Me he hinchado de volar juguetes bélicos pertenecientes a Hitler. Pero ni siquiera llevo arma, palabra. Os doy esta información para que no creáis que soy un Gorki cualquiera. ¡El pobre! Nadie sabe dónde está enterrado. Y el que continúa vivo, aunque ya está enterrado, es Antonio Casal. Ahora lleva un algodón en cada oreja para no oír los estruendos. Y su mujer ha parido otro crío. Quiere que se llame
Campos Elíseos
o algo así.Precisamente es Antonio Casal quien me ha dicho que Gil Robles, Madariaga, Ossorio y Gallardo y Araquistain han hecho manifestaciones en el sentido de que la suerte de España está ligada a la del Eje. ¡Menudo descubrimiento! Pero no importa.
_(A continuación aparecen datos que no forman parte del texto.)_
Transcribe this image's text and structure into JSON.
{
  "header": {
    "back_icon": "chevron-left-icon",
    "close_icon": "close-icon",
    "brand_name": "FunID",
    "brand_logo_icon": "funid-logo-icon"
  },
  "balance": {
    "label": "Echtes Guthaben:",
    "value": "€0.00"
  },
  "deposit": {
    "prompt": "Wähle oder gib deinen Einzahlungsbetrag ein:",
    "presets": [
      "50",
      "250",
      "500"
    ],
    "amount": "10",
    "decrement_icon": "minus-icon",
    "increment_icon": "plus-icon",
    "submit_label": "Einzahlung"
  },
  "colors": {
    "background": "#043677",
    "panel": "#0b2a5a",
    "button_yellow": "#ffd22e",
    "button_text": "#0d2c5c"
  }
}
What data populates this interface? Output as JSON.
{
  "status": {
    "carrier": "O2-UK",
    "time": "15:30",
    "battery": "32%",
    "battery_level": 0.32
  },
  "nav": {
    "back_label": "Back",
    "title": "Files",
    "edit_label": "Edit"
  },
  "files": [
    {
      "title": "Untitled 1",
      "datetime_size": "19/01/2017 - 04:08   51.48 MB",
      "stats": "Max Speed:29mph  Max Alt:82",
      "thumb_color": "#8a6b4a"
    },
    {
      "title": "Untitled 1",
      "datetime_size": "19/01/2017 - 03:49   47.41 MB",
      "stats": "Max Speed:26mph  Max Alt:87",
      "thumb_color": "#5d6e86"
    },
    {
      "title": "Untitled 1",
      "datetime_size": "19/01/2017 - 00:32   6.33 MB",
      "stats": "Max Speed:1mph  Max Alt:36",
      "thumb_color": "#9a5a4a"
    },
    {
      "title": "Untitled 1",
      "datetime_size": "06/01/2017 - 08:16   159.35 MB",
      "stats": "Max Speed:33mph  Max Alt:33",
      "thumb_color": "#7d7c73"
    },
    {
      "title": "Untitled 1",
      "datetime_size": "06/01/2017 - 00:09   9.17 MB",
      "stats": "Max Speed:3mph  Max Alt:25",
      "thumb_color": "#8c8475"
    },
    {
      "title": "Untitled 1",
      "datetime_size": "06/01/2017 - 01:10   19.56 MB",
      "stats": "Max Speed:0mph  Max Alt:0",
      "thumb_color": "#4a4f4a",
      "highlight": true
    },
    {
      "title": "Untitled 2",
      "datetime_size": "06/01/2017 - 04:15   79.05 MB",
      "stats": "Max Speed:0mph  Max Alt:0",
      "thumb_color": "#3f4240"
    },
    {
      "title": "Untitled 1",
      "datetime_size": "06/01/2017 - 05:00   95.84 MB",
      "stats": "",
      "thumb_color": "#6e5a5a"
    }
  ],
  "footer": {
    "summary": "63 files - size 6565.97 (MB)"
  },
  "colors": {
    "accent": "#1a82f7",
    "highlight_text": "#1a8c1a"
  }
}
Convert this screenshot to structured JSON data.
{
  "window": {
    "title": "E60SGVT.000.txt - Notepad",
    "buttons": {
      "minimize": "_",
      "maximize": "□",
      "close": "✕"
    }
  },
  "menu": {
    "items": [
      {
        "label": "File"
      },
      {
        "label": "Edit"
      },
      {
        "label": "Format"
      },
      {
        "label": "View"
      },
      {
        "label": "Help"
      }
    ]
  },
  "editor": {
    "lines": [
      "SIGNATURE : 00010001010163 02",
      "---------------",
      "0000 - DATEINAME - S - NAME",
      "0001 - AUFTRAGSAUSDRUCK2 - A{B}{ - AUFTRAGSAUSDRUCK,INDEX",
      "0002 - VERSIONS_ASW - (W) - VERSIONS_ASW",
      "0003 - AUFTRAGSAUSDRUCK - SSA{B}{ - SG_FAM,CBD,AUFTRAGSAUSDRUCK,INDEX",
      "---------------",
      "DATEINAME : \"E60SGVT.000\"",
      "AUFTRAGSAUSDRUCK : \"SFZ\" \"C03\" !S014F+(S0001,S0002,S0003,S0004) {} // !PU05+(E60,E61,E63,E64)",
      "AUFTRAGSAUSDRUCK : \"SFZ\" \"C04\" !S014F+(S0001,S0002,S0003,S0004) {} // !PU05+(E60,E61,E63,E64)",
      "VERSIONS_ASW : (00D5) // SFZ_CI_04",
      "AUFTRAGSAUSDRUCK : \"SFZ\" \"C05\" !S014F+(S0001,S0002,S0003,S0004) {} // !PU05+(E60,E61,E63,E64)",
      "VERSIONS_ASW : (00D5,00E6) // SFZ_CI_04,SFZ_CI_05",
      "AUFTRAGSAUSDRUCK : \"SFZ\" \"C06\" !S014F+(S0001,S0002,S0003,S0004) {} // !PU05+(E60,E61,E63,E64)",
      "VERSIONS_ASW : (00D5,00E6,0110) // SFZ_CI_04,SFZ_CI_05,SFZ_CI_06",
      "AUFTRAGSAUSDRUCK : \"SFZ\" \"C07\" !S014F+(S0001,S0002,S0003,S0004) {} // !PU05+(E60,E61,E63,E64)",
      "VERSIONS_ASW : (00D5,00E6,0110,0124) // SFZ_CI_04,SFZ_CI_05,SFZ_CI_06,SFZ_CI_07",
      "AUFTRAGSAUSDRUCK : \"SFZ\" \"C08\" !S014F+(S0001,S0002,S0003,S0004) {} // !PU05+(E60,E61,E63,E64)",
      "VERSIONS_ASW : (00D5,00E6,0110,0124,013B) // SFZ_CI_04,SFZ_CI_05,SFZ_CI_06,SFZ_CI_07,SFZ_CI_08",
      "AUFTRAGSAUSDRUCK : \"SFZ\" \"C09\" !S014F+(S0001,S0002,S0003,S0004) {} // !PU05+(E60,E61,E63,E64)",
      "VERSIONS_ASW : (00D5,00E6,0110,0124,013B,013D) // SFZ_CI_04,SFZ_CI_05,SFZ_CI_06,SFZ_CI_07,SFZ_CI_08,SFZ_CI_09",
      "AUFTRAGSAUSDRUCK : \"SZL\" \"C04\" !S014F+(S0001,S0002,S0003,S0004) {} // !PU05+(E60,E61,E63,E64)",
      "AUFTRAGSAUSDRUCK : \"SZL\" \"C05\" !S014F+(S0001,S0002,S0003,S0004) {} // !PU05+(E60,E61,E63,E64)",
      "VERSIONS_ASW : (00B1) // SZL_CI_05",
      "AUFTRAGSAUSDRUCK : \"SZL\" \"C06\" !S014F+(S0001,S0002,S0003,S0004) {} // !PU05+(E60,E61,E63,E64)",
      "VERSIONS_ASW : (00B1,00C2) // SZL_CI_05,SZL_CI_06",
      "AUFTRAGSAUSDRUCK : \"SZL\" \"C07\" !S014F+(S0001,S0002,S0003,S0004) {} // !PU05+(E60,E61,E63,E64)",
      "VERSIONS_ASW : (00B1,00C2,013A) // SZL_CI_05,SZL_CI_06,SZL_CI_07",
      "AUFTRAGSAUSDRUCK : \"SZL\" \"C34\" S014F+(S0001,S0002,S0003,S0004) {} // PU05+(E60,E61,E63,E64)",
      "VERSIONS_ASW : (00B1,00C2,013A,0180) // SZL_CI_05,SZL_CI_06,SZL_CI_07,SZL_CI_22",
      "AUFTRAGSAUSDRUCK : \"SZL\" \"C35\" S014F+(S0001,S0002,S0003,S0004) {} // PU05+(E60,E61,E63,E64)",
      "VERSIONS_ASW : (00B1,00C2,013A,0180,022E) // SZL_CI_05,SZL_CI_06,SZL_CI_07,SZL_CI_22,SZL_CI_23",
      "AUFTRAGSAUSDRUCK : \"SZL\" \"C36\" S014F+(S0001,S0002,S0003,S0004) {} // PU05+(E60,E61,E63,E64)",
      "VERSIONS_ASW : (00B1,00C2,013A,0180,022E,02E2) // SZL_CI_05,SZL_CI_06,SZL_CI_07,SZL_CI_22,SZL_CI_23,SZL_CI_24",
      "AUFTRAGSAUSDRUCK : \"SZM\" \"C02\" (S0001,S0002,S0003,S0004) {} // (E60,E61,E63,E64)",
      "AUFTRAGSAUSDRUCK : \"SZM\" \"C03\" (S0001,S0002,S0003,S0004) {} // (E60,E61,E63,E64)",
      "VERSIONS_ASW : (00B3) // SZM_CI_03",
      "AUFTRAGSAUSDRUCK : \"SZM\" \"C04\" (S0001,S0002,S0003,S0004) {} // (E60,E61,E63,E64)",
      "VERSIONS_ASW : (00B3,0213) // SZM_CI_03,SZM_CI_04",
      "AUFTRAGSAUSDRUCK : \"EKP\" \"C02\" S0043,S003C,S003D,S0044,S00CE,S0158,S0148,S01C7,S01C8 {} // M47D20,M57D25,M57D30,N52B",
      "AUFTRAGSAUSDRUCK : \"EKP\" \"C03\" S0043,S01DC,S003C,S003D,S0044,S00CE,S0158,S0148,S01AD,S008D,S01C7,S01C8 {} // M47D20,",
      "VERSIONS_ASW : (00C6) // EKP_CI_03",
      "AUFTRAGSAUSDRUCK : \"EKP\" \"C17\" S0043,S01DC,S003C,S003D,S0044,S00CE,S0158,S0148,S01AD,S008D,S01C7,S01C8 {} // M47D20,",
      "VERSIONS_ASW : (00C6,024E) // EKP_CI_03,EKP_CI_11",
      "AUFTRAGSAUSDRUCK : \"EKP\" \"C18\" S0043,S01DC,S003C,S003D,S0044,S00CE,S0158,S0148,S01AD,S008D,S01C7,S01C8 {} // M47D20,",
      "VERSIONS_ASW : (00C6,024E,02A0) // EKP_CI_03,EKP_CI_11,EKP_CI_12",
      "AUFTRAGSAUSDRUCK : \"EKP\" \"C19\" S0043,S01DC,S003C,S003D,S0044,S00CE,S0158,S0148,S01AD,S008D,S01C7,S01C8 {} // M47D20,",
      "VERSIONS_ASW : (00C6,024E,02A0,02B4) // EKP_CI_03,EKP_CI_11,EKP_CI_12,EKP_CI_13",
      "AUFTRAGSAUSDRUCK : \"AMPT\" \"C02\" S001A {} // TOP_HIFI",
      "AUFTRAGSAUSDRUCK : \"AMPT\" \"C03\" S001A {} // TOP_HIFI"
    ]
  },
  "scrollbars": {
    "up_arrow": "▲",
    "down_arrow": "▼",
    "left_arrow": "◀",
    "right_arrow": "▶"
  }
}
Franco, según dice Nati, tiene enormes propiedades en Brasil y podrá gozar de una vejez tranquila y sin tanta guardia mora.
¿Qué sabéis de Julio, de David y Olga, del Responsable? Aquí estoy más solo que la una, desconectado de los altos jefazos. Lástima que la pastelera Mady no quiera ni verme, porque, como todos los franceses, paso hambre y si ella me hiciera caso podría comer de bóbilis, bóbilis. Pero, en fin, me zampo mucho champán, como al entrar en los pueblos hacía aquel loco que se llamaba Porvenir.
Tío Matías, ¿qué tal la prima Paz? ¿Todavía anda con el micrófono y las maracas? Debe ser todo un espectáculo. Bueno, a ver si al final liquidamos a los rusos y esto se queda como una balsa de aceite hasta Gibraltar.
Vuestro como siempre y Viva la Revolución Universal.
JOSÉ ALVEAR
* * *
El 11 de septiembre se produjo un acontecimiento grandioso. Una patrulla aliada de reconocimiento cruzó la frontera alemana cerca de la aldea luxemburguesa de Stolzenburg. Invasión de Alemania, noventa y seis días después del desembarco en Normandía. Se esperaba que fueran los rusos los primeros en pisar suelo alemán, pero sólo rozaron la Prusia oriental.
Sin embargo, el ejército aliado se encontraba con dificultades, sobre todo por falta de gasolina y pese a haber tomado intacto el puerto de Amberes. A más de esto, los alemanes parecían haber rejuvenecido, desde que se enteraron de los planes aliados una vez concluida la guerra. ¡Toda la industria alemana sería destruida! ¡Todas las fábricas serían arrasadas! ¡Alemania sería convertida en un país agrícola, de carácter pastoril! Este plan proporcionó a los alemanes una razón para morir con las armas en la mano.